Kiarostami shoots the close-ups of more than a hundred actresses as they watch a theatrical presentation unfold in this conceptually bold but ultimately uninvolving treatise on the nature of spectatorship.
Dir. Abbas Kiarostami
2008 | Iran | Experimental | 95 mins | 1.85:1 | Persian
PG (passed clean)
Plot: 112 Iranian actresses are the audience at a performance of a famous 12th century Persian poem. The performance remains off camera; the real story is told by the faces and reactions of the women.
Awards: Official Selection (Venice)
International Sales: MK2
Subject Matter: Moderate/Abstract – Spectatorship, Women
Narrative Style: Straightforward/Experimental
Audience Type: Niche Arthouse
Viewed: Oldham Theatre – Asian Film Archive (Kiarostami Retrospective)

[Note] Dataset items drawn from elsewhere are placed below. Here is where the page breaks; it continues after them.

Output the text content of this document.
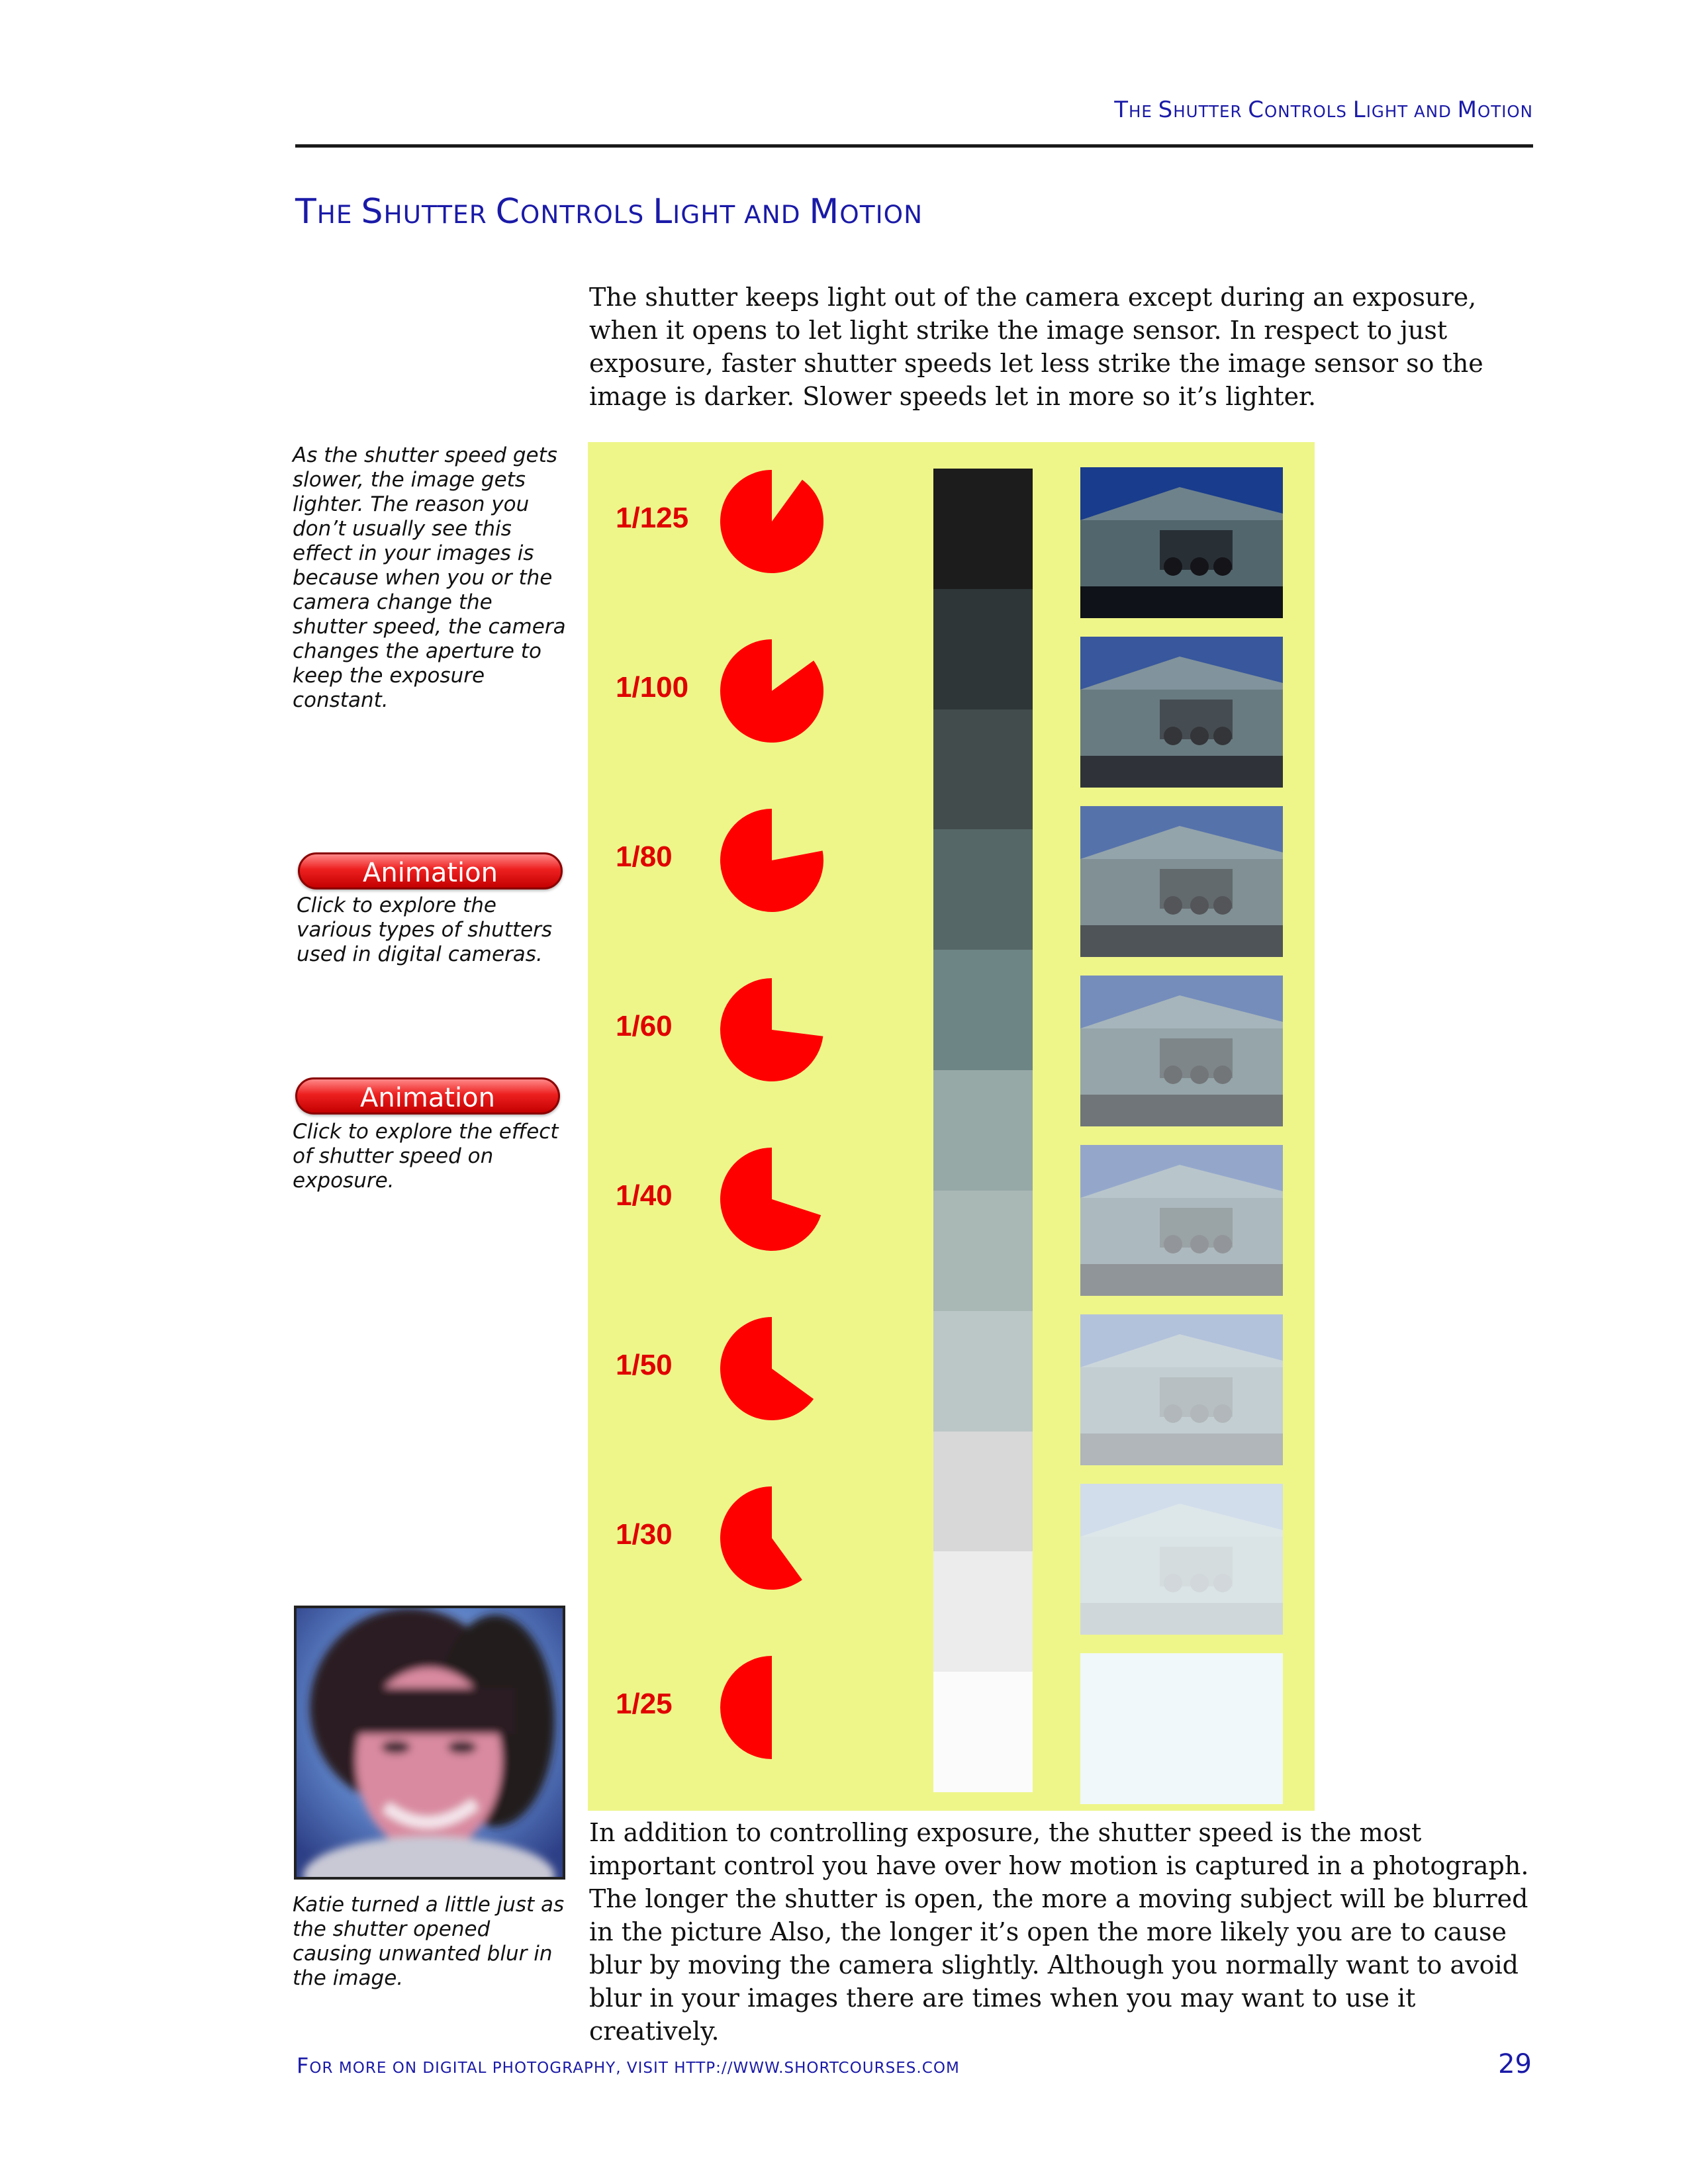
THE SHUTTER CONTROLS LIGHT AND MOTION
THE SHUTTER CONTROLS LIGHT AND MOTION

The shutter keeps light out of the camera except during an exposure, when it opens to let light strike the image sensor. In respect to just exposure, faster shutter speeds let less strike the image sensor so the image is darker. Slower speeds let in more so it’s lighter.

As the shutter speed gets slower, the image gets lighter. The reason you don’t usually see this effect in your images is because when you or the camera change the shutter speed, the camera changes the aperture to keep the exposure constant.

Animation

Click to explore the various types of shutters used in digital cameras.

Animation

Click to explore the effect of shutter speed on exposure.

Katie turned a little just as the shutter opened causing unwanted blur in the image.

1/125
1/100
1/80
1/60
1/40
1/50
1/30
1/25

In addition to controlling exposure, the shutter speed is the most important control you have over how motion is captured in a photograph. The longer the shutter is open, the more a moving subject will be blurred in the picture Also, the longer it’s open the more likely you are to cause blur by moving the camera slightly. Although you normally want to avoid blur in your images there are times when you may want to use it creatively.

FOR MORE ON DIGITAL PHOTOGRAPHY, VISIT HTTP://WWW.SHORTCOURSES.COM	29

A feature-length experiment that might have worked better as a short or medium-length film, Abbas Kiarostami’s Shirin is well worth a watch for die-hard fans of the Iranian auteur, though it might not promise the reward of multiple viewings unlike other films of his.
Made up of close-ups of more than a hundred Iranian actresses (plus a cameo by Juliette Binoche, who was shooting for Kiarostami’s next film, 2010’s Certified Copy) as they watch intently what appears to be a filmed version of a stage play unfold.

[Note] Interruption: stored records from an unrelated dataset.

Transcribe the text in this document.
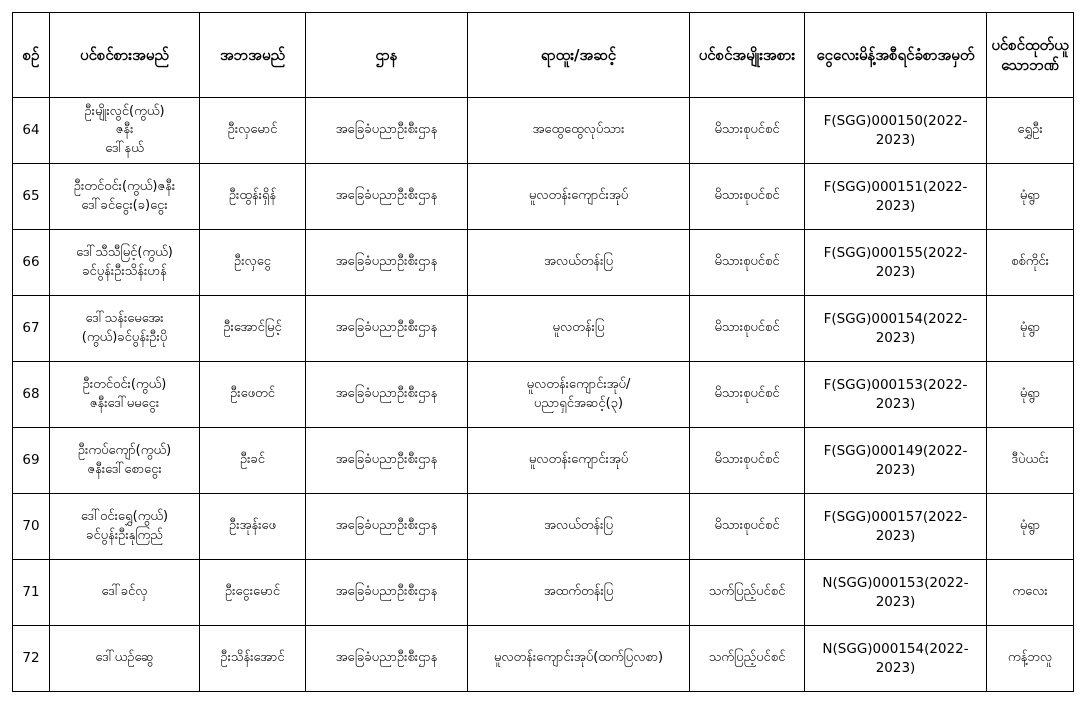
စဉ်	ပင်စင်စားအမည်	အဘအမည်	ဌာန	ရာထူး/အဆင့်	ပင်စင်အမျိုးအစား	ငွေလေးမိန့်အစီရင်ခံစာအမှတ်	ပင်စင်ထုတ်ယူသောဘဏ်
64	ဦးမျိုးလွင်(ကွယ်)
ဇနီး
ဒေါ်နယ်	ဦးလှမောင်	အခြေခံပညာဦးစီးဌာန	အထွေထွေလုပ်သား	မိသားစုပင်စင်	F(SGG)000150(2022-2023)	ရွှေဦး
65	ဦးတင်ဝင်း(ကွယ်)ဇနီး
ဒေါ်ခင်ငွေး(ခ)ငွေး	ဦးထွန်းရှိန်	အခြေခံပညာဦးစီးဌာန	မူလတန်းကျောင်းအုပ်	မိသားစုပင်စင်	F(SGG)000151(2022-2023)	မုံရွာ
66	ဒေါ်သီသီမြင့်(ကွယ်)
ခင်ပွန်းဦးသိန်းဟန်	ဦးလှငွေ	အခြေခံပညာဦးစီးဌာန	အလယ်တန်းပြ	မိသားစုပင်စင်	F(SGG)000155(2022-2023)	စစ်ကိုင်း
67	ဒေါ်သန်းမေအေး
(ကွယ်)ခင်ပွန်းဦးပို	ဦးအောင်မြင့်	အခြေခံပညာဦးစီးဌာန	မူလတန်းပြ	မိသားစုပင်စင်	F(SGG)000154(2022-2023)	မုံရွာ
68	ဦးတင်ဝင်း(ကွယ်)
ဇနီးဒေါ်မမငွေး	ဦးဖေတင်	အခြေခံပညာဦးစီးဌာန	မူလတန်းကျောင်းအုပ်/
ပညာရှင်အဆင့်(၃)	မိသားစုပင်စင်	F(SGG)000153(2022-2023)	မုံရွာ
69	ဦးကပ်ကျော်(ကွယ်)
ဇနီးဒေါ်စောငွေး	ဦးခင်	အခြေခံပညာဦးစီးဌာန	မူလတန်းကျောင်းအုပ်	မိသားစုပင်စင်	F(SGG)000149(2022-2023)	ဒီပဲယင်း
70	ဒေါ်ဝင်းရွှေ(ကွယ်)
ခင်ပွန်းဦးနုကြည်	ဦးအုန်းဖေ	အခြေခံပညာဦးစီးဌာန	အလယ်တန်းပြ	မိသားစုပင်စင်	F(SGG)000157(2022-2023)	မုံရွာ
71	ဒေါ်ခင်လှ	ဦးငွေးမောင်	အခြေခံပညာဦးစီးဌာန	အထက်တန်းပြ	သက်ပြည့်ပင်စင်	N(SGG)000153(2022-2023)	ကလေး
72	ဒေါ်ယဉ်ဆွေ	ဦးသိန်းအောင်	အခြေခံပညာဦးစီးဌာန	မူလတန်းကျောင်းအုပ်(ထက်ပြလစာ)	သက်ပြည့်ပင်စင်	N(SGG)000154(2022-2023)	ကန့်ဘလူ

We never get the reverse shot of what they are viewing (though we are able to listen to the dialogue, sound effects and music score), which is of course in the tradition of Kiarostami’s mode of cinematic address, as he attempts a treatise on the nature of spectatorship.

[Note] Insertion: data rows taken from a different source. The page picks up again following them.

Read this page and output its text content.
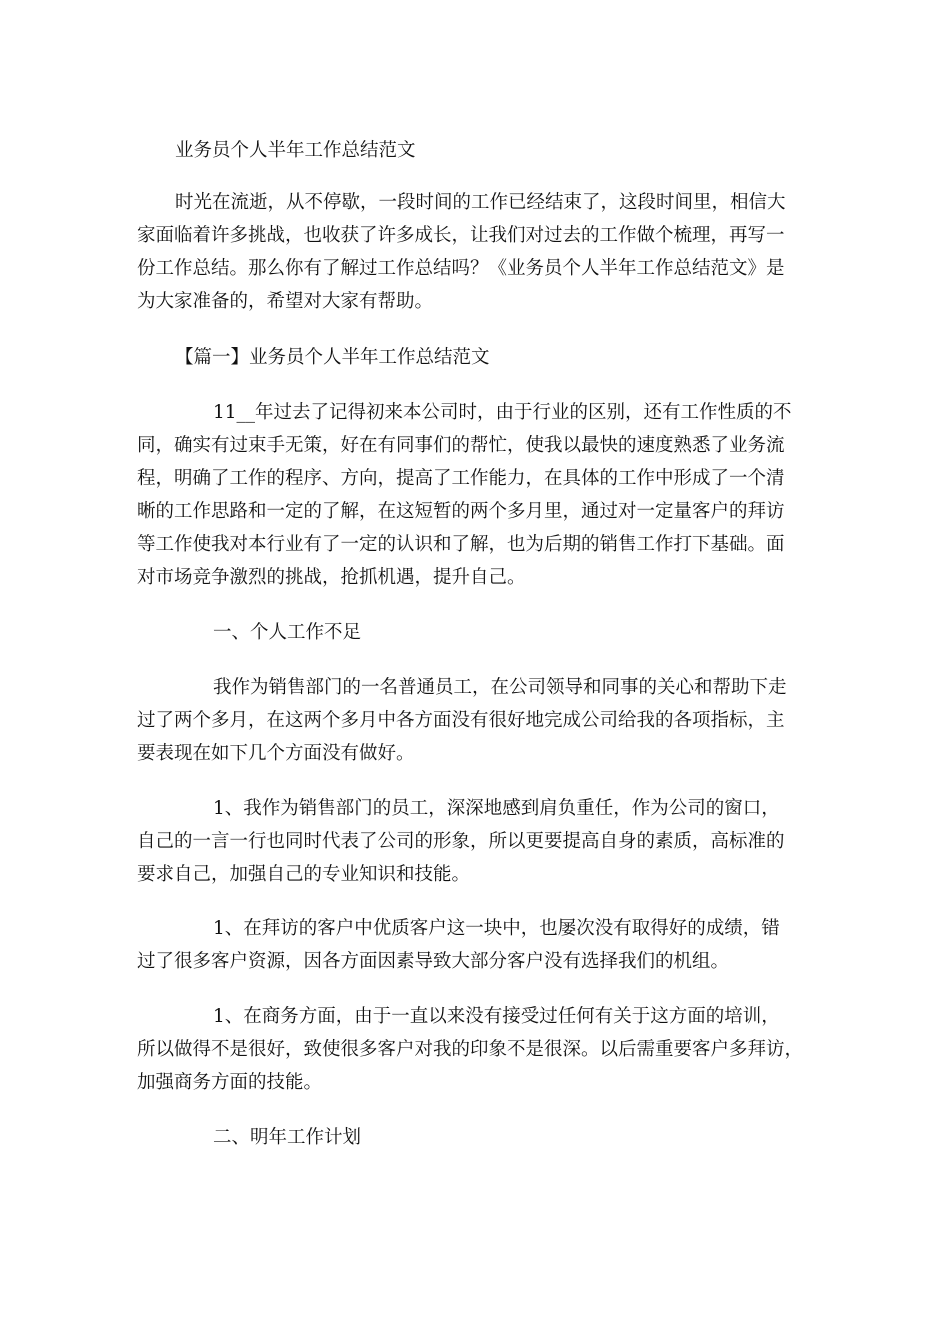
业务员个人半年工作总结范文

时光在流逝，从不停歇，一段时间的工作已经结束了，这段时间里，相信大
家面临着许多挑战，也收获了许多成长，让我们对过去的工作做个梳理，再写一
份工作总结。那么你有了解过工作总结吗？《业务员个人半年工作总结范文》是
为大家准备的，希望对大家有帮助。

【篇一】业务员个人半年工作总结范文

11__年过去了记得初来本公司时，由于行业的区别，还有工作性质的不
同，确实有过束手无策，好在有同事们的帮忙，使我以最快的速度熟悉了业务流
程，明确了工作的程序、方向，提高了工作能力，在具体的工作中形成了一个清
晰的工作思路和一定的了解，在这短暂的两个多月里，通过对一定量客户的拜访
等工作使我对本行业有了一定的认识和了解，也为后期的销售工作打下基础。面
对市场竞争激烈的挑战，抢抓机遇，提升自己。

一、个人工作不足

我作为销售部门的一名普通员工，在公司领导和同事的关心和帮助下走
过了两个多月，在这两个多月中各方面没有很好地完成公司给我的各项指标，主
要表现在如下几个方面没有做好。

1、我作为销售部门的员工，深深地感到肩负重任，作为公司的窗口，
自己的一言一行也同时代表了公司的形象，所以更要提高自身的素质，高标准的
要求自己，加强自己的专业知识和技能。

1、在拜访的客户中优质客户这一块中，也屡次没有取得好的成绩，错
过了很多客户资源，因各方面因素导致大部分客户没有选择我们的机组。

1、在商务方面，由于一直以来没有接受过任何有关于这方面的培训，
所以做得不是很好，致使很多客户对我的印象不是很深。以后需重要客户多拜访，
加强商务方面的技能。

二、明年工作计划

“It took me a lifetime to understand that love was not an old rag with which to polish men’s boots.”
As eyes widen or tear up to the performances, Kiarostami uses the flickering light of the screen to illuminate each face and the other surrounding faces.
While a spectator is no different to a prisoner in a darkened cell, mute and unable to move, Kiarostami imprisons us—the meta-audience—further by substituting what would have been a visual stimulus with what I might call a visual sedative.
After a while, it does get drowsy, a sea of faces seemingly no different from one another—which could be a point Kiarostami might have wanted to make about how Iranian actresses deserve more individual credit.
What they are watching is a take on the tragic romance of Khosrow and Shirin, written by a Persian poet in the 12th century. It is not exactly a compellingly-told story to boot in the first place, which is partly the reason Shirin feels less involving than expected, a case of the sum is lesser than its parts.